Olive burgers. The giraffe on top of the West Side Meijer gas station. Ratchet's mysterious disappearance from the Lugnuts. If you live or work in Lansing, you’re likely familiar with some pretty iconic local lore. We’ve spent decades collecting quirky inside jokes (just ask Lansing Facts), and we are irrationally proud of our weirdness. Naturally, this led us at Redhead to ask: How can we leverage this in a creative campaign?
Currently, we’re working with our friends at Lansing 5:01 and Hundred Place on a talent attraction campaign for Lansing called “Be our neighbor.” In short, the campaign aims to share everything the Lansing region has to offer on a national scale, inspiring those beyond our region to consider Lansing as a potential place to live, work, or open a business. This national recognition will ideally amplify Lansing’s brand, boost the local economy, and get everyone holding hands and singing kumbaya in the long-run. But in order to appeal to outside audiences, we knew we needed to get locals on board first.
Sure, us locals know we love Lansing deep down. But too often, that appreciation can manifest as a sibling type of situation: we love to give them a hard time all the while knowing that — however brutally we may roast them at times — they’ll stick around. We genuinely want to see them thrive and improve, but we never say “I love you” to those that deserve it most. (Pretty deep for a blog post, I know. Just let it all in.)
Enter, the big ol’ list: “517 Reasons Why Our City is a Great City.” Our “I love you” to the Lansing region, shining a light on all of the places, accomplishments, and weird lore that we adore. This random, non-exhaustive list is now on Lansing 5:01’s website, and is promoted through local mediums like posters and CATA bus wraps around town as part of the campaign.
I would like to point out that, for the record, we knew this would be a big undertaking from the start. “517 is a lot more than you think it is” was a common phrase uttered around the office. But just like when I accidentally bought 15 bags of brown mulch from Lowe’s that one time, I didn’t realize just how much it would be until I saw it.
As Lansing-loyal as we are, at this point, we really wished we lived somewhere with an area code beginning with a 2 or even a 3, perhaps. Nevertheless, we persisted.
We started by brainstorming ideas around the conference table and jotting them down on my favorite collaborative platform, an overwhelmingly long shared Google Sheet. We had a lot of fun but, through these, we also kept our end objective in mind: to spark local affinity, inspiring every corner of the Lansing region to identify as “Lansing” regardless of location. We made a conscious effort to research and include little tidbits from surrounding communities, such as the in-store river at Playmakers in Okemos, the historic (and potentially haunted?) Eaton County Courthouse in Charlotte, and MSU’s legendary Midnight Scream during finals. We also aimed to shine a light on some of the potentially lesser-known pockets and “did you knows” that deserved some flowers.

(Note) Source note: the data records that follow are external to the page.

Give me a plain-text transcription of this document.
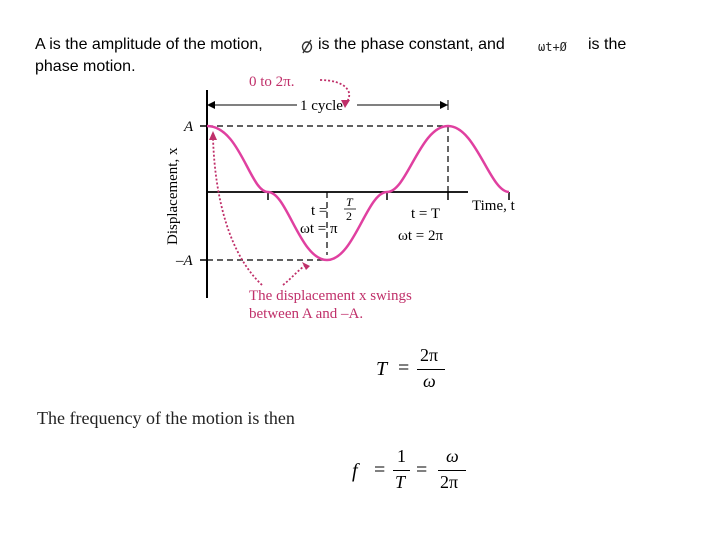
A is the amplitude of the motion,	is the phase constant, and	ωt+Ø is the
phase motion.
1 cycle
A
–A
Displacement, x	Time, t
t =
T
2
ωt = π
t = T
ωt = 2π
0 to 2π.
The displacement x swings
between A and –A.
T =
2π
ω
The frequency of the motion is then
f =
1
T
=
ω
2π
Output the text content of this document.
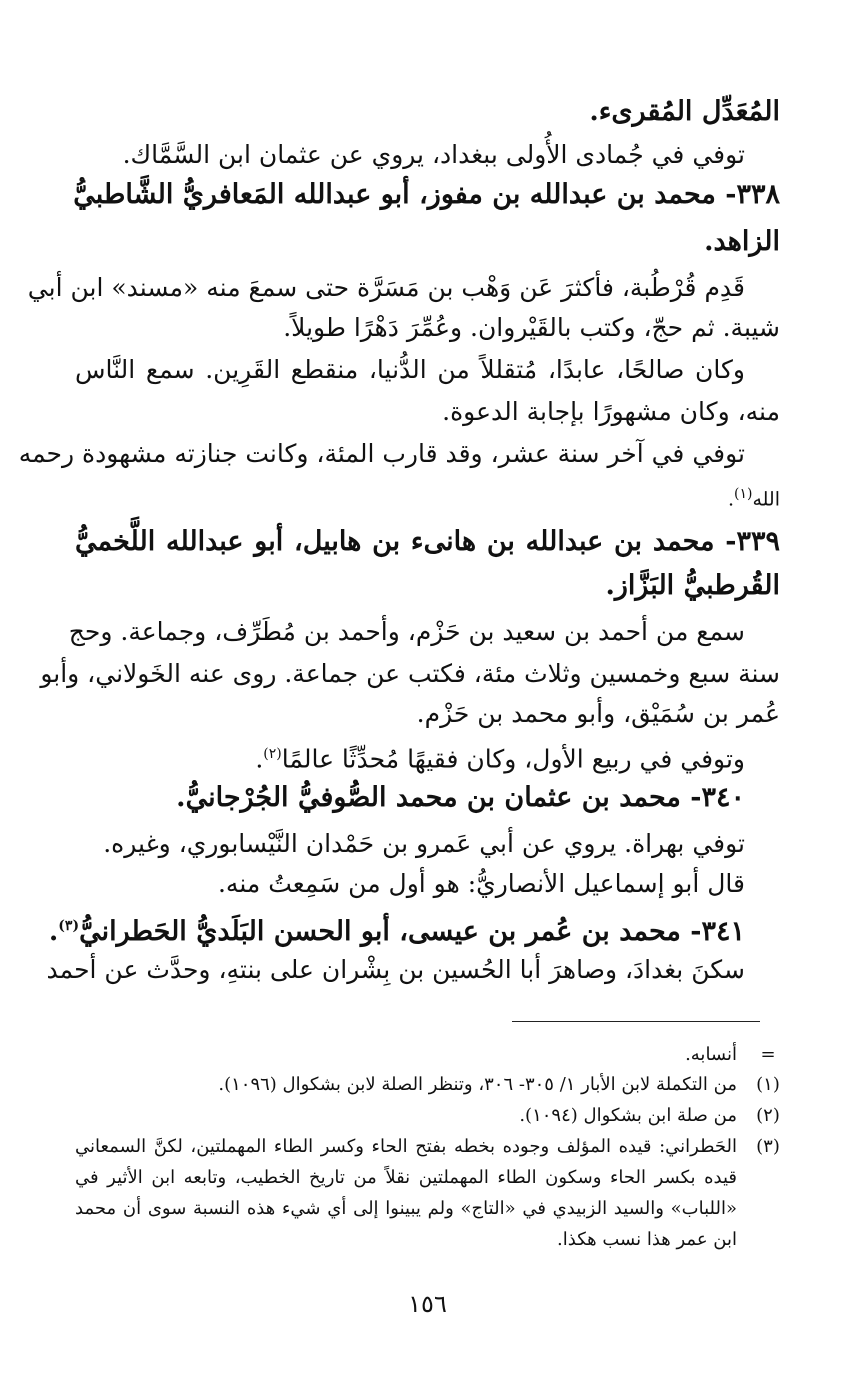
المُعَدِّل المُقرىء.
توفي في جُمادى الأُولى ببغداد، يروي عن عثمان ابن السَّمَّاك.
٣٣٨- محمد بن عبدالله بن مفوز، أبو عبدالله المَعافريُّ الشَّاطبيُّ
الزاهد.
قَدِم قُرْطُبة، فأكثرَ عَن وَهْب بن مَسَرَّة حتى سمعَ منه «مسند» ابن أبي
شيبة. ثم حجّ، وكتب بالقَيْروان. وعُمِّرَ دَهْرًا طويلاً.
وكان صالحًا، عابدًا، مُتقللاً من الدُّنيا، منقطع القَرِين. سمع النَّاس
منه، وكان مشهورًا بإجابة الدعوة.
توفي في آخر سنة عشر، وقد قارب المئة، وكانت جنازته مشهودة رحمه
الله$^{(١)}$.
٣٣٩- محمد بن عبدالله بن هانىء بن هابيل، أبو عبدالله اللَّخميُّ
القُرطبيُّ البَزَّاز.
سمع من أحمد بن سعيد بن حَزْم، وأحمد بن مُطَرِّف، وجماعة. وحج
سنة سبع وخمسين وثلاث مئة، فكتب عن جماعة. روى عنه الخَولاني، وأبو
عُمر بن سُمَيْق، وأبو محمد بن حَزْم.
وتوفي في ربيع الأول، وكان فقيهًا مُحدِّثًا عالمًا$^{(٢)}$.
٣٤٠- محمد بن عثمان بن محمد الصُّوفيُّ الجُرْجانيُّ.
توفي بهراة. يروي عن أبي عَمرو بن حَمْدان النَّيْسابوري، وغيره.
قال أبو إسماعيل الأنصاريُّ: هو أول من سَمِعتُ منه.
٣٤١- محمد بن عُمر بن عيسى، أبو الحسن البَلَديُّ الحَطرانيُّ$^{(٣)}$.
سكنَ بغدادَ، وصاهرَ أبا الحُسين بن بِشْران على بنتهِ، وحدَّث عن أحمد
=
أنسابه.
(١)
من التكملة لابن الأبار ١/ ٣٠٥- ٣٠٦، وتنظر الصلة لابن بشكوال (١٠٩٦).
(٢)
من صلة ابن بشكوال (١٠٩٤).
(٣)
الحَطراني: قيده المؤلف وجوده بخطه بفتح الحاء وكسر الطاء المهملتين، لكنَّ السمعاني
قيده بكسر الحاء وسكون الطاء المهملتين نقلاً من تاريخ الخطيب، وتابعه ابن الأثير في
«اللباب» والسيد الزبيدي في «التاج» ولم يبينوا إلى أي شيء هذه النسبة سوى أن محمد
ابن عمر هذا نسب هكذا.
١٥٦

Ultimately, the list serves as a love letter to the city, rallying Lanstronauts by taking ownership of the offbeat. For your enjoyment, a few of my favorites include but are not limited to: Local jingles for car dealers, Stoopfest and kooky Eastside culture, the Moist Towelette Museum in the planetarium at MSU, and the utter icon that is The Fledge.
Of course, this is hardly the first time weirdness has been celebrated in a city branding context. Keep Austin Weird formally pioneered this trend way back in 2000, leading to spinoff Keep [Whatever City] Weird campaigns across the country in the decades that followed. This led me to wonder: What is it about the weird that sparks so much pride? Could it be the general skepticism toward the role of ideology in maintaining political and economic power brought on by a rise in postmodernism in the late 20th century, or something more?
To me, the answer is pretty simple: weird = connection. Brought on by tiny observations that solidify over time, these inside jokes bring us together. When we bond over shared experiences like steak for sale in the mall parking lot and a certain taco place with hilariously unpredictable hours, we know we’re among friends. And when you’re marketing for a city, that’s just about the best non-quantifiable metric you can ask for.